You could try increasing he debugging to see if you get a message closer to the original cause.

That’s negligible. However, recovering quickly is not a help, if you do overrun the queues, as the message relates to EAGAIN, which is something you get when using non-blocking writes, so there is no attempt, by the kernel, to wait for space to become available.

For VoIP media, the user level code won’t want to build up a backlog in user space, so will not retry in such cases.

I enabled debug to 4, there is piece of log i got:

[2022-11-24 12:17:10] DEBUG[849313][C-00029f31] pbx.c: Launching ‘MusicOnHold’
[2022-11-24 12:17:10] VERBOSE[849313][C-00029f31] pbx.c: Executing [11111@context:31] MusicOnHold(“PJSIP/sip-trunk-0005cf03”, “MOH_CLASS,10”) in new stack
[2022-11-24 12:17:10] VERBOSE[849313][C-00029f31] res_musiconhold.c: Started music on hold, class ‘MOH_CLASS’, on channel ‘PJSIP/sip-trunk-0005cf03’
[2022-11-24 12:17:10] DEBUG[849313][C-00029f31] channel.c: Scheduling timer at (50 requested / 50 actual) timer ticks per second
[2022-11-24 12:17:10] DEBUG[849313][C-00029f31] channel.c: Channel PJSIP/sip-trunk-0005cf03 setting write format path: alaw → alaw
[2022-11-24 12:17:10] DEBUG[849313][C-00029f31] res_musiconhold.c: PJSIP/sip-trunk-0005cf03 Opened file 0 ‘/var/lib/asterisk/moh/MOH_CLASS/MOH_CLASS_MOH’
[2022-11-24 12:17:10] WARNING[849313][C-00029f31] res_musiconhold.c: Failed to write frame to ‘PJSIP/sip-trunk-0005cf03’: Resource temporarily unavailable
[2022-11-24 12:17:10] DEBUG[849313][C-00029f31] channel.c: Auto-deactivating generator
[2022-11-24 12:17:10] VERBOSE[849313][C-00029f31] res_musiconhold.c: Stopped music on hold on PJSIP/sip-trunk-0005cf03
[2022-11-24 12:17:10] DEBUG[849313][C-00029f31] channel.c: Channel PJSIP/sip-trunk-0005cf03 setting write format path: alaw → alaw
[2022-11-24 12:17:10] DEBUG[849313][C-00029f31] channel.c: Scheduling timer at (0 requested / 0 actual) timer ticks per second
[2022-11-24 12:17:10] DEBUG[849313][C-00029f31] pbx.c: Spawn extension (context2,3,1) exited non-zero on ‘PJSIP/sip-trunk-0005cf03’

I don’t see anything wrong.
I also encoded one of the moh file to wav to see if this changes anything, but error pops up with wav file too.

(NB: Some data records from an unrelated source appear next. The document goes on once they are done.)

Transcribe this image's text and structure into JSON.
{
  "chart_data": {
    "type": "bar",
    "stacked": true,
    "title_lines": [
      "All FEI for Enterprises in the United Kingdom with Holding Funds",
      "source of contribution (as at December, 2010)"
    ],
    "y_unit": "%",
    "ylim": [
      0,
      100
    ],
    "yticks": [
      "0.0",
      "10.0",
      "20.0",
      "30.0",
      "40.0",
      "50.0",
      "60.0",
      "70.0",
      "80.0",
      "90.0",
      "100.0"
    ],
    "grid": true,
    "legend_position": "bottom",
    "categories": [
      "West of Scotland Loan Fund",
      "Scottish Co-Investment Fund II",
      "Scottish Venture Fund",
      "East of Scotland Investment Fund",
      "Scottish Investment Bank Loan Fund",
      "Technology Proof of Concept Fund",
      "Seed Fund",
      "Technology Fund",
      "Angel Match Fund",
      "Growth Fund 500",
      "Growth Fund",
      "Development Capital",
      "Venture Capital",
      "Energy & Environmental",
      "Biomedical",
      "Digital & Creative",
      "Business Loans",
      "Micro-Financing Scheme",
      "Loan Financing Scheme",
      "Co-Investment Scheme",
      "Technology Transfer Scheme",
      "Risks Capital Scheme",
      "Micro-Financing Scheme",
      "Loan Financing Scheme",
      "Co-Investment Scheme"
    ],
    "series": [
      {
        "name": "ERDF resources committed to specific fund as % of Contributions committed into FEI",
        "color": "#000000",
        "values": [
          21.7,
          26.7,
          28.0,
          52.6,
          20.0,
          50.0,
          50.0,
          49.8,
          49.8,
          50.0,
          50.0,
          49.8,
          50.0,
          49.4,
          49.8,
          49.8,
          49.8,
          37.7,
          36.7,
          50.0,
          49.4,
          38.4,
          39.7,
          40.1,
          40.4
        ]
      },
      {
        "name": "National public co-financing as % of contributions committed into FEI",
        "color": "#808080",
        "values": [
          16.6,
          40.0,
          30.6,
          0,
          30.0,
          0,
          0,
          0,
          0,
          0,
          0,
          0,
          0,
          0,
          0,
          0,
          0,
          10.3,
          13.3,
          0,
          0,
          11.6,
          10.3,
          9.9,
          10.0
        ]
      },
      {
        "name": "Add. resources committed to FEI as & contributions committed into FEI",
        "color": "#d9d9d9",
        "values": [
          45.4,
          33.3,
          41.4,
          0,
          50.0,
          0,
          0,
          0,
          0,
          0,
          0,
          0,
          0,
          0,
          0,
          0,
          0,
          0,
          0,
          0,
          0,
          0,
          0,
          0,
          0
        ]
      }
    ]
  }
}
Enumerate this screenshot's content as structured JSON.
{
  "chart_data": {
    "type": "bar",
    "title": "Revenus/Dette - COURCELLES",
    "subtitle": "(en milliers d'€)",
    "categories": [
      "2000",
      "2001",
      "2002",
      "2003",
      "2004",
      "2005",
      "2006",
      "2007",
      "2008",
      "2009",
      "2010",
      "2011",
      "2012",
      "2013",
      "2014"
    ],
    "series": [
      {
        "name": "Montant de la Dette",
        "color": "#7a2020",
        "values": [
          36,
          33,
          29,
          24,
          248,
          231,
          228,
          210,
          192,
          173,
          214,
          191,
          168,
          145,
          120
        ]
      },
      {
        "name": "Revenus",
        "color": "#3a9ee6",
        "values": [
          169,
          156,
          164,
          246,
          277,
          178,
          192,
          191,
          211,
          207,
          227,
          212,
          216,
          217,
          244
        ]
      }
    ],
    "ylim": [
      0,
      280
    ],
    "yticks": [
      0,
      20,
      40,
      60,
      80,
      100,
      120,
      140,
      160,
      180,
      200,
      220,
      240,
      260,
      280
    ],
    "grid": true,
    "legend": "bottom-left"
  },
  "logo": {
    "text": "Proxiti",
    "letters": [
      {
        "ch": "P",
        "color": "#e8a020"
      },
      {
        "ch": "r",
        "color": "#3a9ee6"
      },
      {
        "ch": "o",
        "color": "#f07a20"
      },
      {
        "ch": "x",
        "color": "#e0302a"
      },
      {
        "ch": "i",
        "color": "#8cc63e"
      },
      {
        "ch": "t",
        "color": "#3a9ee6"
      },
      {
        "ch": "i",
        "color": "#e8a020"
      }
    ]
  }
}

Is there anything else i can check what could cause the issue?

When I said that 1280 or 2560 bytes were negligible that is in terms of bytes, however, RTP packets are small, around 200 bytes, and that large a backlog on RTP (~120 to 240 ms), especially if variable, would indicate that you had a severe jitter problem as the result of either a severe networking overload, or inadequate access to CPU resources (as might happen with an unsuitable VM configuration). Speach quality is unlikely to be acceptable.

I increased UDP buffers to 25MB, however i don’t think this is a problem because i see no errors on netstat -s

Udp:

0 send buffer errors

And error still comes up. This is definitely not VM configurations as this is hardware server.
Are there any other system(Ubuntu) limitations asterisk can reach apart from open files?